Marcos da Rosa, vice-presidente da Associação dos Produtores de Feijão, Pulses, Grãos Especiais e Irrigantes de Mato Grosso (Aprofir), diz que faltam novas variedades da leguminosa no mercado, mais adaptadas às realidades climática e econômica do país. A principal carência é a produtividade, que precisa ser maior para compensar custos mais altos da lavoura. “As variedades vão se degradando com o tempo. É preciso pôr ‘pilha’ nelas, mas o pesquisador não tem estímulo, não recebe pelo trabalho”, afirma.
Segundo ele, o setor aceita pagar royalties aos melhoristas genéticos para que, no médio e longo prazo, o mercado não fique tão concentrado como é no caso de soja e milho, puxados pela transgenia. “Precisamos de produtividade e incentivo à pesquisa. Não podemos correr o risco de que outras espécies fiquem na mão de duas ou três empresas”, avalia.
Para ele, os produtores não terão custos mais altos com a nova regra, caso ela seja aprovada. “Pagamos caro para soja e milho. Não vale tudo isso que estão cobrando, além de as cultivares apresentarem falhas e resistências das pragas”, completa.
A Associação Brasileira dos Produtores de Sementes de Soja (Abrass) apoia o projeto. “Queremos mais entrantes nesse mercado de genética, o que vai favorecer os multiplicadores também, que terão mais oferta de sementes certificadas para poder oferecer aos produtores nas diversas regiões. Vai melhorar muito o ambiente de negócios”, disse Osli Barreto, diretor-executivo da entidade.

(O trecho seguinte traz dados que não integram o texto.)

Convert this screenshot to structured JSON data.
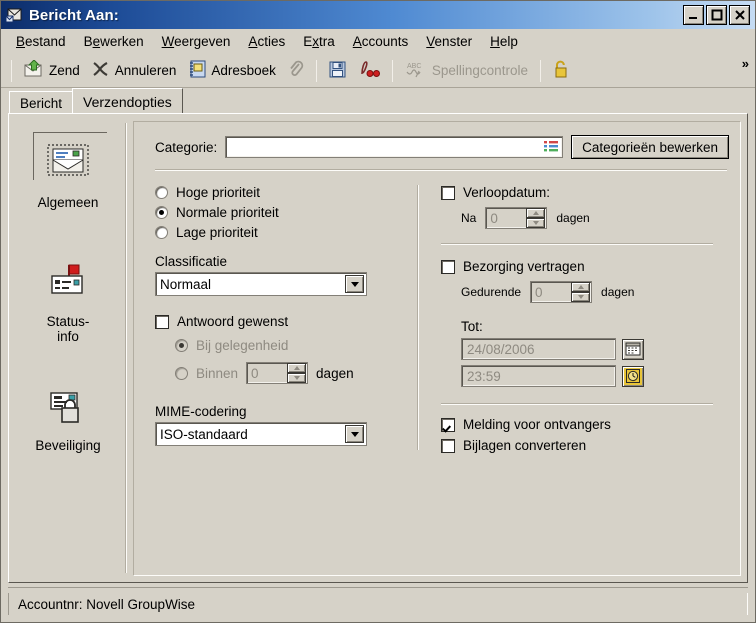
{
  "window": {
    "title": "Bericht Aan:",
    "icon": "mail-message-icon",
    "minimize": "_",
    "maximize": "□",
    "close": "✕"
  },
  "menubar": {
    "items": [
      {
        "label": "Bestand",
        "accel": "B"
      },
      {
        "label": "Bewerken",
        "accel": "e"
      },
      {
        "label": "Weergeven",
        "accel": "W"
      },
      {
        "label": "Acties",
        "accel": "A"
      },
      {
        "label": "Extra",
        "accel": "x"
      },
      {
        "label": "Accounts",
        "accel": "A"
      },
      {
        "label": "Venster",
        "accel": "V"
      },
      {
        "label": "Help",
        "accel": "H"
      }
    ]
  },
  "toolbar": {
    "send_label": "Zend",
    "send_icon": "send-envelope-icon",
    "cancel_label": "Annuleren",
    "cancel_icon": "cancel-x-icon",
    "addressbook_label": "Adresboek",
    "addressbook_icon": "address-book-icon",
    "attach_icon": "paperclip-icon",
    "save_icon": "floppy-save-icon",
    "signature_icon": "signature-icon",
    "spellcheck_label": "Spellingcontrole",
    "spellcheck_icon": "abc-spellcheck-icon",
    "security_icon": "padlock-icon",
    "overflow_label": "»"
  },
  "tabs": [
    {
      "label": "Bericht",
      "active": false
    },
    {
      "label": "Verzendopties",
      "active": true
    }
  ],
  "rail": {
    "items": [
      {
        "label": "Algemeen",
        "icon": "open-envelope-icon",
        "selected": true
      },
      {
        "label": "Status-\ninfo",
        "icon": "status-flag-icon",
        "selected": false
      },
      {
        "label": "Beveiliging",
        "icon": "lock-message-icon",
        "selected": false
      }
    ]
  },
  "form": {
    "category_label": "Categorie:",
    "category_value": "",
    "category_picker_icon": "category-list-icon",
    "edit_categories_button": "Categorieën bewerken",
    "priority": {
      "options": [
        {
          "label": "Hoge prioriteit",
          "selected": false
        },
        {
          "label": "Normale prioriteit",
          "selected": true
        },
        {
          "label": "Lage prioriteit",
          "selected": false
        }
      ]
    },
    "classification_label": "Classificatie",
    "classification_value": "Normaal",
    "reply_requested": {
      "label": "Antwoord gewenst",
      "checked": false,
      "options": [
        {
          "label": "Bij gelegenheid",
          "selected": true
        },
        {
          "label": "Binnen",
          "selected": false
        }
      ],
      "within_value": "0",
      "within_unit": "dagen"
    },
    "mime_label": "MIME-codering",
    "mime_value": "ISO-standaard",
    "expiration": {
      "label": "Verloopdatum:",
      "checked": false,
      "prefix": "Na",
      "value": "0",
      "unit": "dagen"
    },
    "delay": {
      "label": "Bezorging vertragen",
      "checked": false,
      "prefix": "Gedurende",
      "value": "0",
      "unit": "dagen",
      "until_label": "Tot:",
      "until_date": "24/08/2006",
      "until_time": "23:59",
      "calendar_icon": "calendar-icon",
      "clock_icon": "clock-icon"
    },
    "notify_recipients": {
      "label": "Melding voor ontvangers",
      "checked": true
    },
    "convert_attachments": {
      "label": "Bijlagen converteren",
      "checked": false
    }
  },
  "statusbar": {
    "text": "Accountnr: Novell GroupWise"
  },
  "colors": {
    "face": "#d6d2c8",
    "title_start": "#0c2c69",
    "title_end": "#c6dcf3",
    "text": "#000000",
    "disabled_text": "#8e8a81"
  }
}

O projeto também prevê a responsabilização de quem obtém transgenia e melhoramento, caso não informem claramente o valor correspondente aos direitos de proteção sobre as sementes.
A Bayer, que lidera o mercado de biotecnologia no país, diz que não haverá mudanças no processo de recolhimento de royalties para a transgenia, tema regulamentado pela Lei de Propriedade Industrial, de 1996. A multinacional afirma que sempre defendeu um ambiente institucional seguro para garantir retorno do compromisso de investimento de longo prazo e a remuneração adequada a quem investe em pesquisa, desenvolvimento e inovação.
O Ministério da Agricultura não respondeu qual é, hoje, a proporção de sementes salvas nem informou sua avaliação sobre o texto aprovado. Procurada, a GDM, que detém 76% do mercado de melhoramento genético de soja e milho no Brasil, não comentou. A Confederação da Agricultura e Pecuária do Brasil (CNA) não deu retorno até o fechamento da edição.
O novo texto, aprovado na Comissão de Agricultura, passará pela Comissão de Desenvolvimento Econômico. Se aprovado, seguirá para a Comissão de Constituição e Justiça, e de lá para o Senado.